According to Will Brink, If creatine not dissolves, it will not absorb. It basically goes through you and is also more likely to cause stomach problems. So dumping Creatine into a cold protein shake is not always the best idea of Creatine Supplementation.
Surely this video raises a controversial question. Does creatine need to be fully dissolved for you to get most benefits? British sports scientists at University College Chichester discovered this answer over ten years ago. Strength athletes who dissolve their creatine in fluid react a little better to the supplement than athletes who take their creatine in powder or any other form.
Does it actually make any difference if you dissolve creatine – in whatever form – or not?
According to the Brits it does. They gave five test subjects a dose of 2.3 g creatine on three different occasions. On one occasion the researchers dissolved the creatine in 250 ml water at 30 degrees Celsius [solution]; on another occasion they dissolved the powder in a glass of iced water [the water was so cold that the creatine hardly dissolved] [suspension] and on a third occasion they mixed powdered creatine with ground up sweets [lozenge].
When the researchers examined the blood of their test subjects they saw that the creatine concentration was highest after they had ingested creatine in solution.
During the six hours that they monitored the blood of their test subjects, the researchers measured 20 percent more creatine after the subjects had drunk creatine that had dissolved than after they had drunk the solution.
Does Dissolving Creatine Depend on Temperature?
How well creatine dissolves in water depend on the temperature. The data in the table below borrowed from a review article by Ralf Jaeger. [Amino Acids. 2011 May; 40(5): 1369-83.]

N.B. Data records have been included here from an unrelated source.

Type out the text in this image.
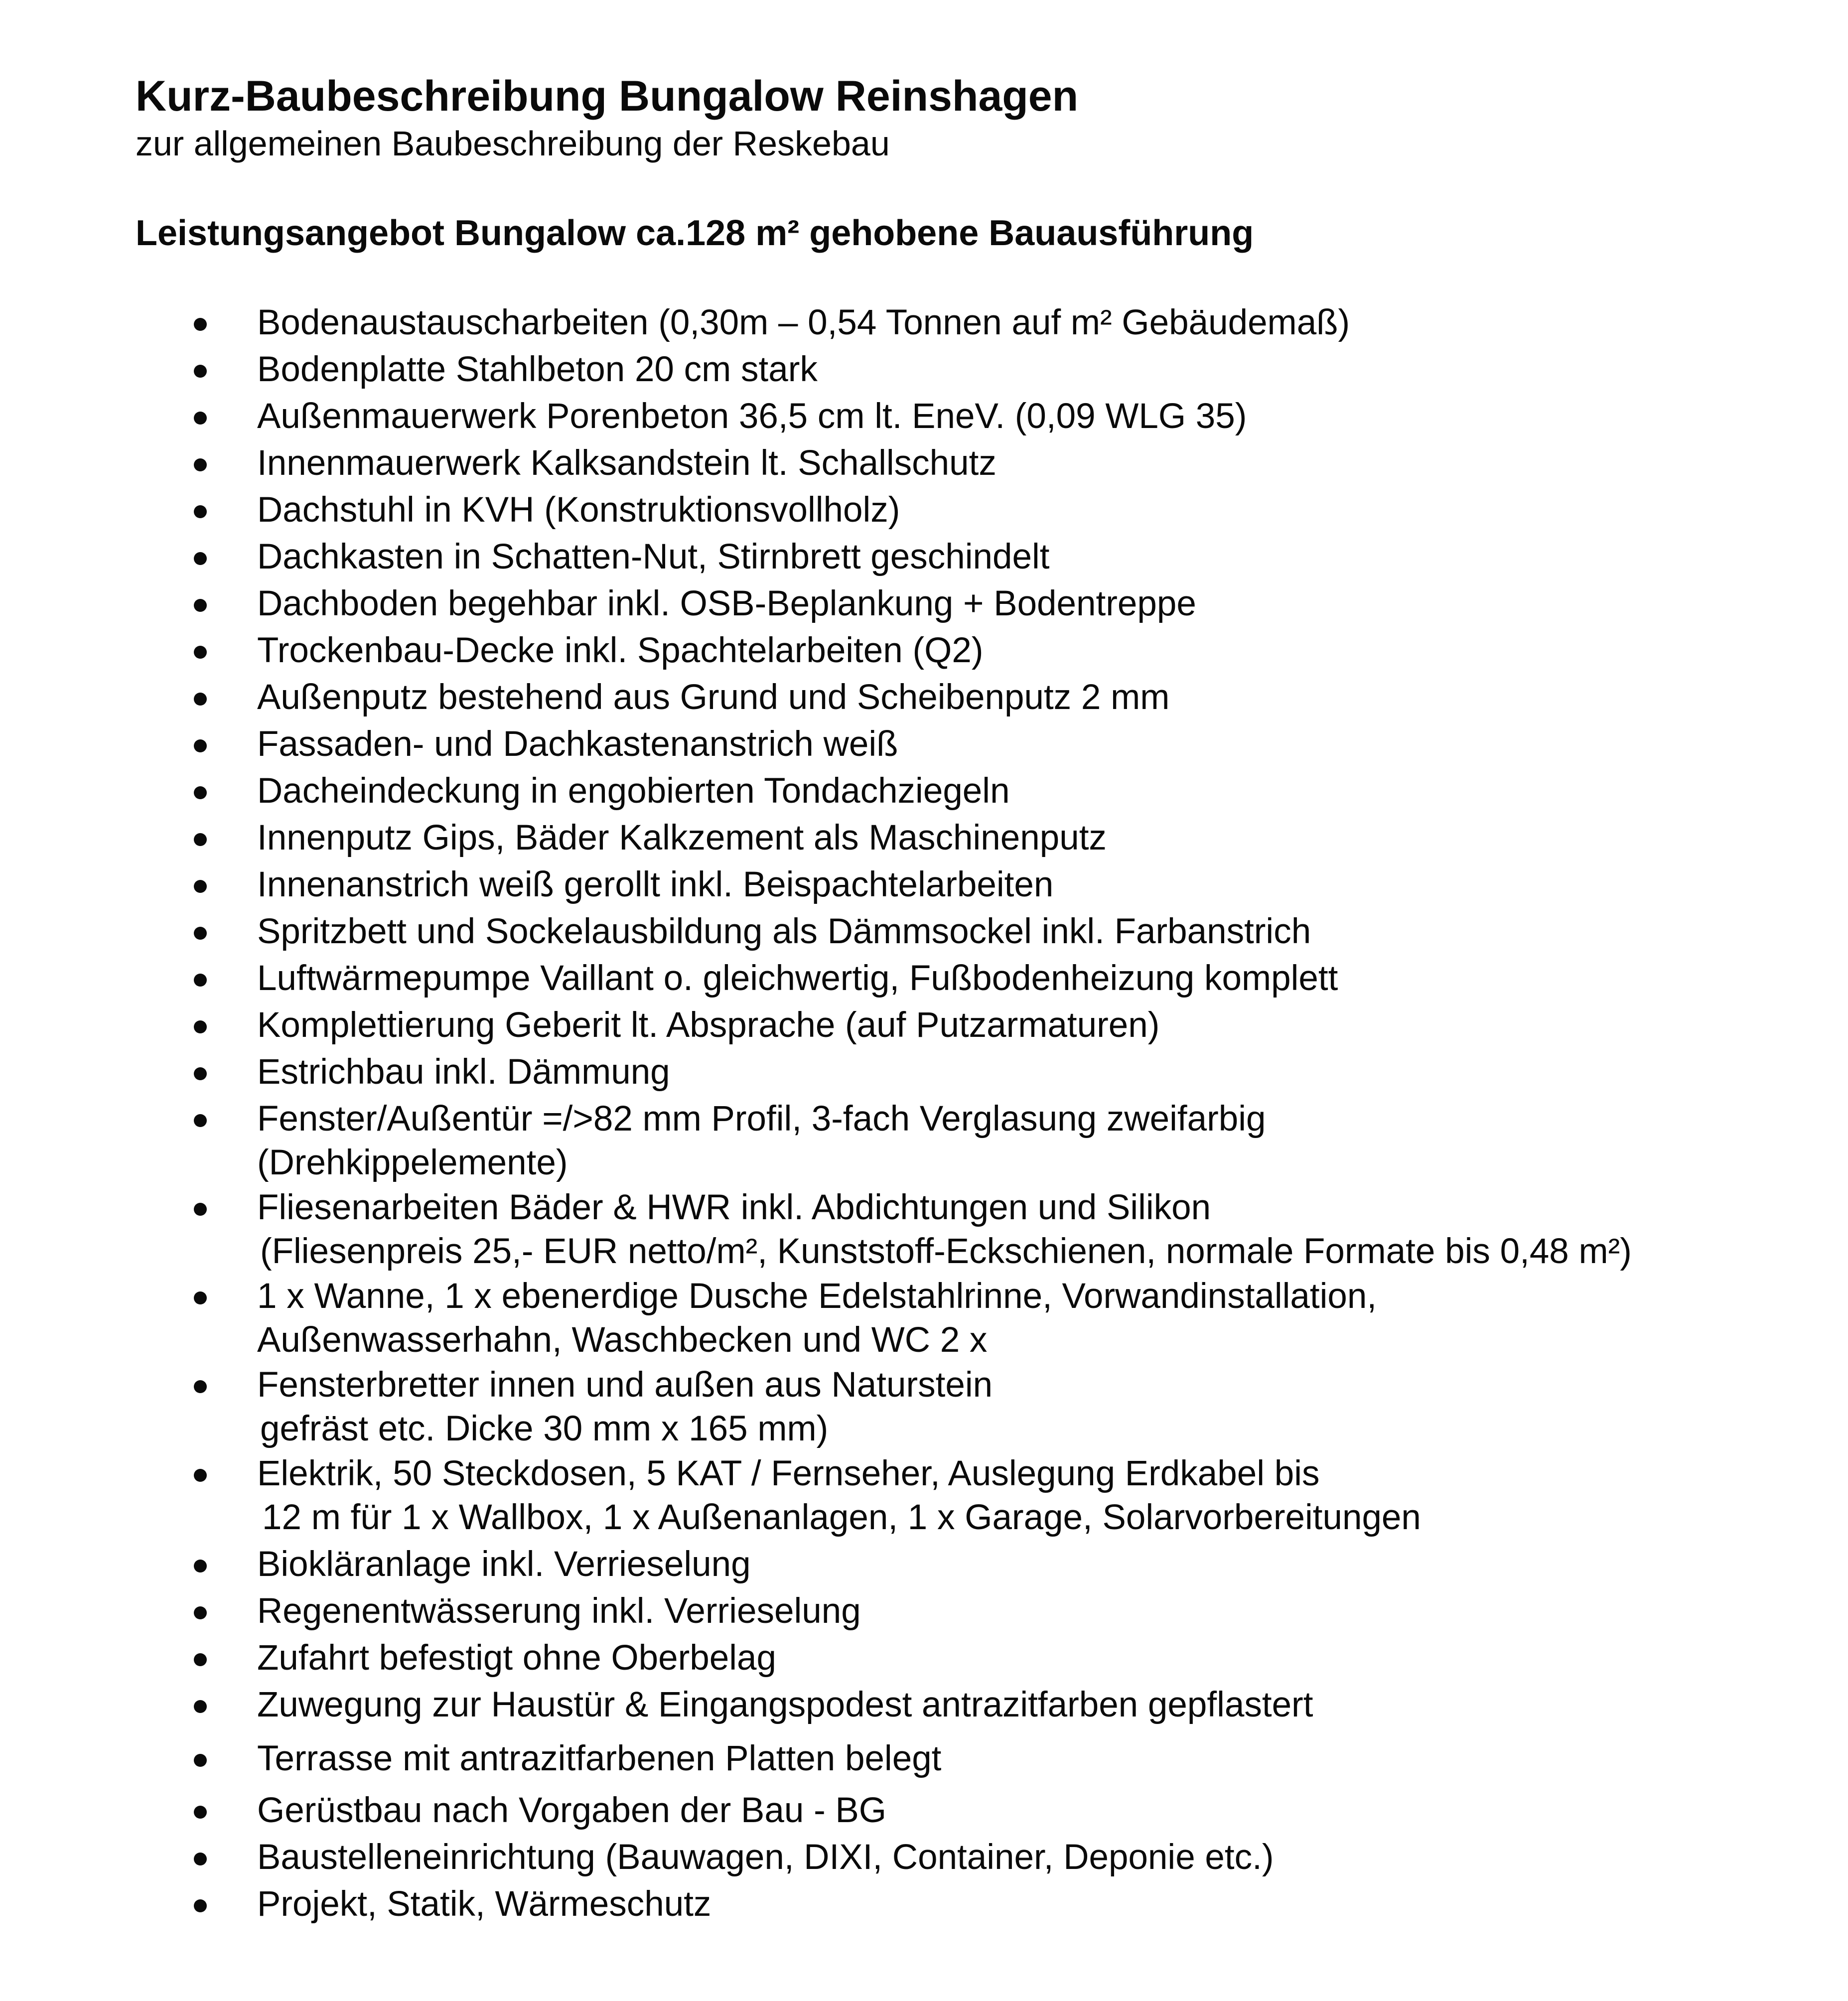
Kurz-Baubeschreibung Bungalow Reinshagen

zur allgemeinen Baubeschreibung der Reskebau

Leistungsangebot Bungalow ca.128 m² gehobene Bauausführung
Bodenaustauscharbeiten (0,30m – 0,54 Tonnen auf m² Gebäudemaß)
Bodenplatte Stahlbeton 20 cm stark
Außenmauerwerk Porenbeton 36,5 cm lt. EneV. (0,09 WLG 35)
Innenmauerwerk Kalksandstein lt. Schallschutz
Dachstuhl in KVH (Konstruktionsvollholz)
Dachkasten in Schatten-Nut, Stirnbrett geschindelt
Dachboden begehbar inkl. OSB-Beplankung + Bodentreppe
Trockenbau-Decke inkl. Spachtelarbeiten (Q2)
Außenputz bestehend aus Grund und Scheibenputz 2 mm
Fassaden- und Dachkastenanstrich weiß
Dacheindeckung in engobierten Tondachziegeln
Innenputz Gips, Bäder Kalkzement als Maschinenputz
Innenanstrich weiß gerollt inkl. Beispachtelarbeiten
Spritzbett und Sockelausbildung als Dämmsockel inkl. Farbanstrich
Luftwärmepumpe Vaillant o. gleichwertig, Fußbodenheizung komplett
Komplettierung Geberit lt. Absprache (auf Putzarmaturen)
Estrichbau inkl. Dämmung
Fenster/Außentür =/>82 mm Profil, 3-fach Verglasung zweifarbig
(Drehkippelemente)
Fliesenarbeiten Bäder & HWR inkl. Abdichtungen und Silikon
(Fliesenpreis 25,- EUR netto/m², Kunststoff-Eckschienen, normale Formate bis 0,48 m²)
1 x Wanne, 1 x ebenerdige Dusche Edelstahlrinne, Vorwandinstallation,
Außenwasserhahn, Waschbecken und WC 2 x
Fensterbretter innen und außen aus Naturstein
gefräst etc. Dicke 30 mm x 165 mm)
Elektrik, 50 Steckdosen, 5 KAT / Fernseher, Auslegung Erdkabel bis
12 m für 1 x Wallbox, 1 x Außenanlagen, 1 x Garage, Solarvorbereitungen
Biokläranlage inkl. Verrieselung
Regenentwässerung inkl. Verrieselung
Zufahrt befestigt ohne Oberbelag
Zuwegung zur Haustür & Eingangspodest antrazitfarben gepflastert
Terrasse mit antrazitfarbenen Platten belegt
Gerüstbau nach Vorgaben der Bau - BG
Baustelleneinrichtung (Bauwagen, DIXI, Container, Deponie etc.)
Projekt, Statik, Wärmeschutz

The table shows the temperature at which different quantities of creatine dissolve in 1 L water.
4 degrees Celsius 6 g
20 degrees Celsius 14 g
50 degrees Celsius 34 g
60 degrees Celsius 45 g
The more acid a solution, the more creatine you can dissolve in it. This idea lies behind the many interesting forms of creatine that are available on the market: add an acidifier (and sell the result as creatine citrate, creatine malate or creatine pyruvate) and you’ll increase the solubility and your body will absorb the creatine better, the theory goes.

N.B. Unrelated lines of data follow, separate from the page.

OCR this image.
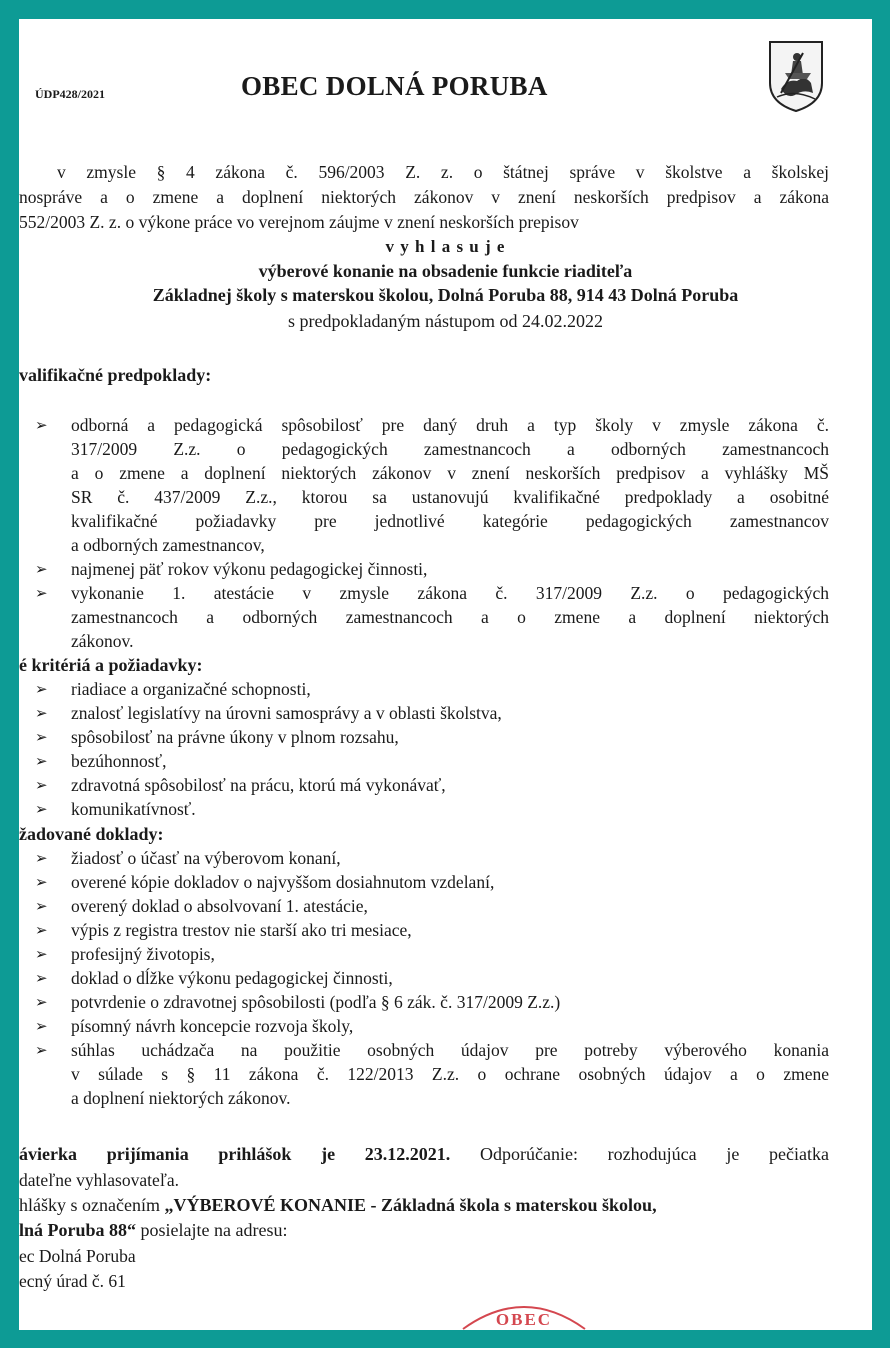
ÚDP428/2021	OBEC DOLNÁ PORUBA
v zmysle § 4 zákona č. 596/2003 Z. z. o štátnej správe v školstve a školskej
nosprávе a o zmene a doplnení niektorých zákonov v znení neskorších predpisov a zákona
552/2003 Z. z. o výkone práce vo verejnom záujme v znení neskorších prepisov
v y h l a s u j e
výberové konanie na obsadenie funkcie riaditeľa
Základnej školy s materskou školou, Dolná Poruba 88, 914 43 Dolná Poruba
s predpokladaným nástupom od 24.02.2022
valifikačné predpoklady:
➢	odborná a pedagogická spôsobilosť pre daný druh a typ školy v zmysle zákona č.
317/2009 Z.z. o pedagogických zamestnancoch a odborných zamestnancoch
a o zmene a doplnení niektorých zákonov v znení neskorších predpisov a vyhlášky MŠ
SR č. 437/2009 Z.z., ktorou sa ustanovujú kvalifikačné predpoklady a osobitné
kvalifikačné požiadavky pre jednotlivé kategórie pedagogických zamestnancov
a odborných zamestnancov,
➢	najmenej päť rokov výkonu pedagogickej činnosti,
➢	vykonanie 1. atestácie v zmysle zákona č. 317/2009 Z.z. o pedagogických
zamestnancoch a odborných zamestnancoch a o zmene a doplnení niektorých
zákonov.
é kritériá a požiadavky:
➢	riadiace a organizačné schopnosti,
➢	znalosť legislatívy na úrovni samosprávy a v oblasti školstva,
➢	spôsobilosť na právne úkony v plnom rozsahu,
➢	bezúhonnosť,
➢	zdravotná spôsobilosť na prácu, ktorú má vykonávať,
➢	komunikatívnosť.
žadované doklady:
➢	žiadosť o účasť na výberovom konaní,
➢	overené kópie dokladov o najvyššom dosiahnutom vzdelaní,
➢	overený doklad o absolvovaní 1. atestácie,
➢	výpis z registra trestov nie starší ako tri mesiace,
➢	profesijný životopis,
➢	doklad o dĺžke výkonu pedagogickej činnosti,
➢	potvrdenie o zdravotnej spôsobilosti (podľa § 6 zák. č. 317/2009 Z.z.)
➢	písomný návrh koncepcie rozvoja školy,
➢	súhlas uchádzača na použitie osobných údajov pre potreby výberového konania
v súlade s § 11 zákona č. 122/2013 Z.z. o ochrane osobných údajov a o zmene
a doplnení niektorých zákonov.
ávierka prijímania prihlášok je 23.12.2021. Odporúčanie: rozhodujúca je pečiatka
dateľne vyhlasovateľa.
hlášky s označením „VÝBEROVÉ KONANIE - Základná škola s materskou školou,
lná Poruba 88“ posielajte na adresu:
ec Dolná Poruba
ecný úrad č. 61
OBEC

Dr. John Berardi’s Thought’s on Creatine Solubility
“Since creatine is very hard to dissolve in regular room temperature beverages, researchers had been giving creatine in warm coffee and tea to ensure dissolution of the powder and to mask the taste. Also, this dissolution makes taking creatine orally easier on subjects and their digestive systems.”
“When the creatine gets to your gastrointestinal tract, the body tries to solubilize it. Why? Because nutrients cannot be absorbed if not solubilized or dissolved in a solution. They will just sit around in the pit of your stomach in powder form and eventually pass right out of you. So what the body does to remedy this is to suck fluids out of the cells of the digestive organs in order to provide enough fluid to dissolve the creatine. But what then happens is that all this fluid that’s sucked into the GI tract needs to quickly be eliminated and this leads to diarrhea. So in solubilizing your creatine, the GI causes some nasty bathroom situations. Not to mention the fact that a lot of the creatine is lost during such porcelain episodes.”